Courtesy Tourism Cares
Published July 03, 2014
MIAMI — In its heyday, the Miami Marine Stadium hosted concerts, ski shows, boat races and other festivities on Virginia Key, with the impressive Miami skyline rising on the horizon just a few miles away. Designed by Cuban immigrant Hilario Candela when he was just 28 years old and completed in 1963, the waterfront venue was a staple of the Miami entertainment scene until it was declared unsafe after Hurricane Andrew hit in 1992.
The stadium has been closed for more than 20 years, but efforts are under way to restore it as an outdoor venue. Those efforts received a major shot of publicity, and the stadium received a massive cleanup when Tourism Cares brought 325 volunteers to the city May 29-30 for Tourism Cares for Miami.
“Tourism Cares for Miami was a phenomenal success,” said Tourism Cares CEO Michael Rea, “not in small part because this venue has been closed for 30 years. Getting our volunteers engaged to address a closed site was huge. Our industry bonded together to come to Miami, and this is the type of project that exemplifies some of the best work we can do.”
In addition to cleaning up the stadium, which has become a site for some rather amazing graffiti artistry and a repository for a lot of trash, the Tourism Cares group also planted trees and sea oats at two other sites on Virginia Key, which will bolster the area’s ecological significance for migrating birds and other wildlife.
“Our group planted 11,000 sea grasses and 785 hammock trees, and we filled eight industrial-size dumpsters of trash from the stadium,” said Rea. “And we did it on an unseasonably warm day even by Miami’s standards.”
Work teams used a constant supply of water, bug spray and sunscreen to combat the elements at all three sites, and a well-planned effort led by local volunteers familiar with the sites ensured that the work would meet their standards.
“That was without a doubt the hardest work project we’ve ever done with Tourism Cares,” said Fred Dixon, president and CEO of NYC and Company, when he addressed a weary but happy group afterward at a cookout held at the Miami Seaquarium. Dixon was one of numerous team leaders assigned to oversee work crews on-site.
“We addressed a real need here — this wasn’t symbolic in any sense,” said Rea. “We’re not lone rangers in this effort. The National Trust for Historic Preservation is behind the effort to restore this stadium. If they raise $30 million and restore this venue, how cool would it be if a group of us went back for an opening event?”

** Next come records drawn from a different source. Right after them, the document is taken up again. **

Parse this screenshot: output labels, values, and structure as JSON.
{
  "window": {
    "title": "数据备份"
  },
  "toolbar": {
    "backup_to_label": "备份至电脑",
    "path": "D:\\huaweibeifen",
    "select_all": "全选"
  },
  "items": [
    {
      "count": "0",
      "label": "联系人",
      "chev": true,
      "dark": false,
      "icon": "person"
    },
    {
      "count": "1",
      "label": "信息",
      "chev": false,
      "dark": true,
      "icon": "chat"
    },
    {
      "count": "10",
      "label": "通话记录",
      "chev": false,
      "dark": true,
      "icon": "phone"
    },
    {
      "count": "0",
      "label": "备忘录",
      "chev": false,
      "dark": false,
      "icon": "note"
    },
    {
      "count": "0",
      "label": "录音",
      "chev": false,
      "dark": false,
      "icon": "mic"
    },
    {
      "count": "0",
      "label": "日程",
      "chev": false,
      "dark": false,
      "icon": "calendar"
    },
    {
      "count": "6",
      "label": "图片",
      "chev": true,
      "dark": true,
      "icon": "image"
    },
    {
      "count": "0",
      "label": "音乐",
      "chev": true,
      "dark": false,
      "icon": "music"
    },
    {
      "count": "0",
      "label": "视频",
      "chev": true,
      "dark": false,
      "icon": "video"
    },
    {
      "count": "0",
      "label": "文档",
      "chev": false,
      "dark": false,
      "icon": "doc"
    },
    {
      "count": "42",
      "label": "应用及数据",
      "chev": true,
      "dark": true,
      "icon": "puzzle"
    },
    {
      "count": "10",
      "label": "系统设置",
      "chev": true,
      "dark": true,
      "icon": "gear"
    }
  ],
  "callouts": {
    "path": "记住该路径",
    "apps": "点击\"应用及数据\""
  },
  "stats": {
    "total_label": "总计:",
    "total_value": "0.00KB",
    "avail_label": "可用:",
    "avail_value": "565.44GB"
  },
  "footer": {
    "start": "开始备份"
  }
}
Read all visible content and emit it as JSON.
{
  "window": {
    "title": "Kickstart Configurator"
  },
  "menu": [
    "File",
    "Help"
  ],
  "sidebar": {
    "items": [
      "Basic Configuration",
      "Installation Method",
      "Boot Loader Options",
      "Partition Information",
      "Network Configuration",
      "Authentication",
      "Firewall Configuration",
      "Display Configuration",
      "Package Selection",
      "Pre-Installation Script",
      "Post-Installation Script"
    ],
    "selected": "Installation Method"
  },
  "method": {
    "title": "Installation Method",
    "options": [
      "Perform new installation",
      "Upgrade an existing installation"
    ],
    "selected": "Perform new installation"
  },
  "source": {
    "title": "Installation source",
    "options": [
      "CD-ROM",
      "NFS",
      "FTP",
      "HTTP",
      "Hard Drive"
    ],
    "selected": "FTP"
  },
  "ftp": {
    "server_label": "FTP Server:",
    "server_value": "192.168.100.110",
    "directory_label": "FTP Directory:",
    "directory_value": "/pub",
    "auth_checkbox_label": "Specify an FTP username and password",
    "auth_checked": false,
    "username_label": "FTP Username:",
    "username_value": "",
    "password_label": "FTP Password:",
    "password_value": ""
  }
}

NBC News in Miami sent a film crew and reported on the event, and the Miami Herald posted a video report on YouTube afterward. Miami Convention and Visitors Bureau president Bill Talbert was on hand to explain to media crews the significance of the cleanup to the long-term restoration goals his office shares with other Miami-based preservation groups.
Tourism Cares will hold its next work project November 13-14 in Los Angeles, where volunteers will address restoration needs on the USS Iowa. The battleship served in World War II and earned the moniker “Battleship of Presidents” when President Franklin Roosevelt traveled on board for meetings with Winston Churchill and Joseph Stalin in 1943. The ship is now anchored in nearby San Pedro, California.